China’s slowing economy and its trade dispute with the US have hit South Korean exports ranging from memory chips to petrochemicals, putting the economy on course for the slowest expansion in a decade.
Inflation at zero shows demand remains sluggish, despite fiscal stimulus and monetary easing.
Both exports and imports fell about 15 percent last month from a year earlier, pushed down by a slide in shipments to the world’s two biggest economies.
Consumer prices recovered from a 0.4 percent drop in September, but stalled price movements remains far below the Bank of Korea’s (BOK) 2 percent inflation target.
A recent uptick in semiconductor prices and a decline in inventories had offered glimmers of hope that the tech cycle might be bottoming out, which would spur South Korea’s export recovery. Yesterday’s data offered a setback to that optimism, with semiconductors shipment plunging 32 percent from a year earlier.
“It’s not a pretty picture, but we’ve seen a bad one for quite some time now,” said Moon Hong-cheol, a strategist at DB Financial Investment in Seoul. “There’s still anticipation that chips will rebound and if they do, we could start seeing exports falling by a single-digit number.”
South Korea is home to Samsung Electronics Co, a key link in the global supply chain. The economy ships everything from smartphones to memory chips, two major sources of income that have been among the hardest hit in the US-China conflict.
The steep cut in overall imports reflects private consumption still slumping in South Korea and dovetails with flagging inflation numbers, Moon said.
South Korean Minister of Finance Hong Nam-ki last month said that “vitality” in the private sector was the weakest since the global financial crisis.
South Korea’s economic growth slowed in the third quarter and the BOK has supported the economy with two interest rate cuts this year to 1.25 percent, matching a record low.
“The BOK will feel less pressure to cut rates with inflation coming out better than surveyed,” SK Securities economist An Young-jin said, still expecting the bank to lower its key interest rate early next year.
Economists surveyed by Bloomberg had expected a 0.3 percent slide in prices.

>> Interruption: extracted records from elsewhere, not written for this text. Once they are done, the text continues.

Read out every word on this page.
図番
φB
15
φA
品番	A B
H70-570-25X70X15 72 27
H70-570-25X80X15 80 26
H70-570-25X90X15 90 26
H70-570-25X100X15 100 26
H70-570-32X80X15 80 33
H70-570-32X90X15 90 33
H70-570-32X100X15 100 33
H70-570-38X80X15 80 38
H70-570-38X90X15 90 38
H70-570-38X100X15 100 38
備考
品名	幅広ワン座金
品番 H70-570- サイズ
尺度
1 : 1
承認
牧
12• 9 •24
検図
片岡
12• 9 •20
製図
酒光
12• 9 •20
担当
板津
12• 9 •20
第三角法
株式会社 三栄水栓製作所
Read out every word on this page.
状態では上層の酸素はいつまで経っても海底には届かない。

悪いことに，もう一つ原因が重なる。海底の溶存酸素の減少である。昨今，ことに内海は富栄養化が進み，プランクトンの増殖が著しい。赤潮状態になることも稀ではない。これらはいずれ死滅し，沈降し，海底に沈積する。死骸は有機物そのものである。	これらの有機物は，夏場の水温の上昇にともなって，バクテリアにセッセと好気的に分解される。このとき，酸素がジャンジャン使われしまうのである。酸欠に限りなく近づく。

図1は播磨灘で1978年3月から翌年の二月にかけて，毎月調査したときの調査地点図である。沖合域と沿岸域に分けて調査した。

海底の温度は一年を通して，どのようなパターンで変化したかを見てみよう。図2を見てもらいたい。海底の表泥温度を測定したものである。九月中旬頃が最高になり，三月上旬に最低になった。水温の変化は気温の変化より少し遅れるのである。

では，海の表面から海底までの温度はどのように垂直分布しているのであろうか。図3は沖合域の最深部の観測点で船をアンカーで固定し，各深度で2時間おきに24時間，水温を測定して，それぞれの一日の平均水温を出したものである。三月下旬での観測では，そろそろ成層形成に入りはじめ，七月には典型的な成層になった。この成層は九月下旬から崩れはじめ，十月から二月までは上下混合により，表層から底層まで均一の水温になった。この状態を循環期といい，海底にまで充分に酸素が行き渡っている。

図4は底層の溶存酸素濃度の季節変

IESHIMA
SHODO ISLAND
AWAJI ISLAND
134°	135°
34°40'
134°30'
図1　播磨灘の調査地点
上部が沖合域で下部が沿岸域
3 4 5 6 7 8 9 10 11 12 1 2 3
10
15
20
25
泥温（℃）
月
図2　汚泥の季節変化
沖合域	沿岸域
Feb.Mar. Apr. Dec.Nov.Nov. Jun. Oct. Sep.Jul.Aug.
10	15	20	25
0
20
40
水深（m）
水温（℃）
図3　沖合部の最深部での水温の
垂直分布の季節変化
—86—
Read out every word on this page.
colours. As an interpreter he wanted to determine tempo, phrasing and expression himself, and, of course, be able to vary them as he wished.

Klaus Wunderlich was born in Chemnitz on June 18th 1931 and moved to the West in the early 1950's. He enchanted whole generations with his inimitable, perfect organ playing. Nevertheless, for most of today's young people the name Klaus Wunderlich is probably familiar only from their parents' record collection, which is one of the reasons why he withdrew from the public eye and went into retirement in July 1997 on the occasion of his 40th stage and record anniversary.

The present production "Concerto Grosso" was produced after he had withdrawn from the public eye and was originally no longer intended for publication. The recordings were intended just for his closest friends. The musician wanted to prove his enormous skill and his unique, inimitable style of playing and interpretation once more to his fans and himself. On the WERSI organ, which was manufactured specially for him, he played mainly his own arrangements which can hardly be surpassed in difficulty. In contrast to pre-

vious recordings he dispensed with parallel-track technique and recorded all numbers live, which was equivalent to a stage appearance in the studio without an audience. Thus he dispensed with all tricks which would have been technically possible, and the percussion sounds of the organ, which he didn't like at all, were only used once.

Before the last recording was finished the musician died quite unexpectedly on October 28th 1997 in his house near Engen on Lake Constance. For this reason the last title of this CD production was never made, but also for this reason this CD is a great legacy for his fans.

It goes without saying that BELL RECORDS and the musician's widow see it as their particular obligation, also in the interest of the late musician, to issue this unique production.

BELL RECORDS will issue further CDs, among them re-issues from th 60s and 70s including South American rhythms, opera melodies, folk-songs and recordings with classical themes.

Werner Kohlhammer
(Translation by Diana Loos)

A full-fledged recovery for South Korea’s economy would depend not only on technology demand, but also on whether US President Donald Trump follows through with his willingness to strike a deal with China.
“Expectation is high for a deal between the US and China and if the improvement in relations continues, South Korean exports should rebound in the first quarter next year,” Korea International Trade Association researcher Mun Byung-ki said.
That steep fall in last month’s exports was partly statistical, given a 23 percent jump in shipments a year earlier, the most last year.
Exports to China last month dropped 17 percent, while those to the US fell 8.4 percent, South Korean Ministry of Trade, Industry and Energy data showed.
Shipments of petrochemicals fell 23 percent, but overseas sales of computers and vessels increased.
The pace of exports decline would gradually narrow from this month, the ministry said, citing an expected recovery in chip prices and a potential “phase 1” trade deal between the US and China among the reasons that would lead to an export expansion in the first quarter.